Ao longo do tempo, a palmilha do calçado se tornou a assinatura visual da marca, bem como as tiras largas das sandálias do modelo “Arizona”, lançado em 1973.
Além disso, a promessa de durabilidade do calçado também ajuda a explicar o apelo atual. Hoje, muitos modelos ainda utilizam materiais naturais como couro, camurça, juta e cortiça.
A Birkenstock passou mais de dois séculos orbitando um universo distante da moda. O negócio, passado de geração por geração da família de sapateiros Birkenstock, estava mais preocupado com o Naturgewolltes Gehen, filosofia baseada em uma caminhada mais natural e alinhada à anatomia dos pés.
Foi nos anos 1960, quando a estilista alemã Margot Fraser começou a comercializar os modelos nos Estados Unidos, que os calçados “feios” passaram a se popularizar do outro lado do Atlântico. Já na década seguinte, a sandália foi adotada pelo movimento hippie como símbolo de rejeição à estética dominante da época.
A virada fashion começou nos anos de 1980 e 1990. Modelos da Birkenstock passaram a aparecer em editoriais de revistas como Elle e The Face, incluindo uma campanha estrelada pela jovem Kate Moss.

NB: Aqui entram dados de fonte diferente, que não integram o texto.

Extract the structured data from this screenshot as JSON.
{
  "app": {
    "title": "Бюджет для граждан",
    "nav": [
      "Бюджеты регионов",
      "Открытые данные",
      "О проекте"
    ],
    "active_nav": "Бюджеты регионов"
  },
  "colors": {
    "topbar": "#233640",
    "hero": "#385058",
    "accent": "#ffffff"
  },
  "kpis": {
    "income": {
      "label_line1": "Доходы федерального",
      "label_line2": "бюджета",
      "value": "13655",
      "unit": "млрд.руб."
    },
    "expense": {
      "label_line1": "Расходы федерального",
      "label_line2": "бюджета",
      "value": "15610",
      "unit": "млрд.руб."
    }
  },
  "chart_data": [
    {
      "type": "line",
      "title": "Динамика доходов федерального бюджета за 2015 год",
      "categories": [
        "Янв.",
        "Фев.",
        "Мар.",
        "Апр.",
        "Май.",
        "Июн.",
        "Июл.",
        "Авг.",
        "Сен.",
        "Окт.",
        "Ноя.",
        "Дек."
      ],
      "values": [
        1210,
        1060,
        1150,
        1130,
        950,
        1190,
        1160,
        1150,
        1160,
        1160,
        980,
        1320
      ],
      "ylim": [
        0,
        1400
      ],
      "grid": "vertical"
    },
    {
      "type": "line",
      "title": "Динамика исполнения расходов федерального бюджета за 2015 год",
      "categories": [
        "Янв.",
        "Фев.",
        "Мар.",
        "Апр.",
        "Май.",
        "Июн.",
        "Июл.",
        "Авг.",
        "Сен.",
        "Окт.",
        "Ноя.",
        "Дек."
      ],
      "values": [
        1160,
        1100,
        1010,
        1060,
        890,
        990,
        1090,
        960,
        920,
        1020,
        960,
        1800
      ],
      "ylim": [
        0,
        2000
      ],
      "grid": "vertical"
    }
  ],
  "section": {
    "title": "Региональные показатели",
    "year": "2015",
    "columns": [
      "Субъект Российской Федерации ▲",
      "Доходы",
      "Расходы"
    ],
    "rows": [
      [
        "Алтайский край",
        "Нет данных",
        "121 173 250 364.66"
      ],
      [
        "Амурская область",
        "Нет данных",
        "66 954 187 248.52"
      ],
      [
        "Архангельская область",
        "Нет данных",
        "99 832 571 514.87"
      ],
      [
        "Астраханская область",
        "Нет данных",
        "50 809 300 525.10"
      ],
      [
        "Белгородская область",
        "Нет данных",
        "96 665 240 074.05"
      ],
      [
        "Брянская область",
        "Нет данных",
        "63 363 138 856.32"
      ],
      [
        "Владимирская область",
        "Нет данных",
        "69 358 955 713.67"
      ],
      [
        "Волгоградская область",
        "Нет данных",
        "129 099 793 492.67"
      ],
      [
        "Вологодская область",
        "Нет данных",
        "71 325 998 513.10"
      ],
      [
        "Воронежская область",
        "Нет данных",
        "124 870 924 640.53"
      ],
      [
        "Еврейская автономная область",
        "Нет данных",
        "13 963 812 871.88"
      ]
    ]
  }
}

Após mais de dois séculos sob controle familiar, a Birkenstock iniciou nos anos 2010 uma nova fase empresarial, com executivos externos assumindo a liderança da companhia. Na mesma época, tendências como o ugly chic passaram a dominar as redes sociais, impulsionando a popularidade da marca.
Mas foi no pós-pandemia, com a valorização de peças confortáveis e atemporais, que a companhia de calçados começou a despertar desejo nos consumidores.
Em 2021, o L Catterton, fundo de investimentos ligado à LVMH, adquiriu o controle majoritário da marca alemã, que então passou a colaborar com grifes como Dior, Manolo Blahnik e Jil Sander.
Ao mesmo tempo, celebridades atreladas à cultura pop, como Gigi Hadid, Anne Hathaway e Kendall Jenner, começaram a aderir as papetes no seu streetwear.
A sandália chegou até mesmo a aparecer no filme Barbie (2023), de Greta Gerwig, como símbolo de conforto, liberdade e de uma feminilidade menos performática.

Hoje, a companhia também vem apostando em modelos fechados, como é o caso do tamanco Boston. O objetivo é reduzir a dependência das vendas de verão e transformar a Birkenstock em uma marca “para todas as estações”. Em 2025, os calçados fechados representam cerca de 38% das vendas da companhia.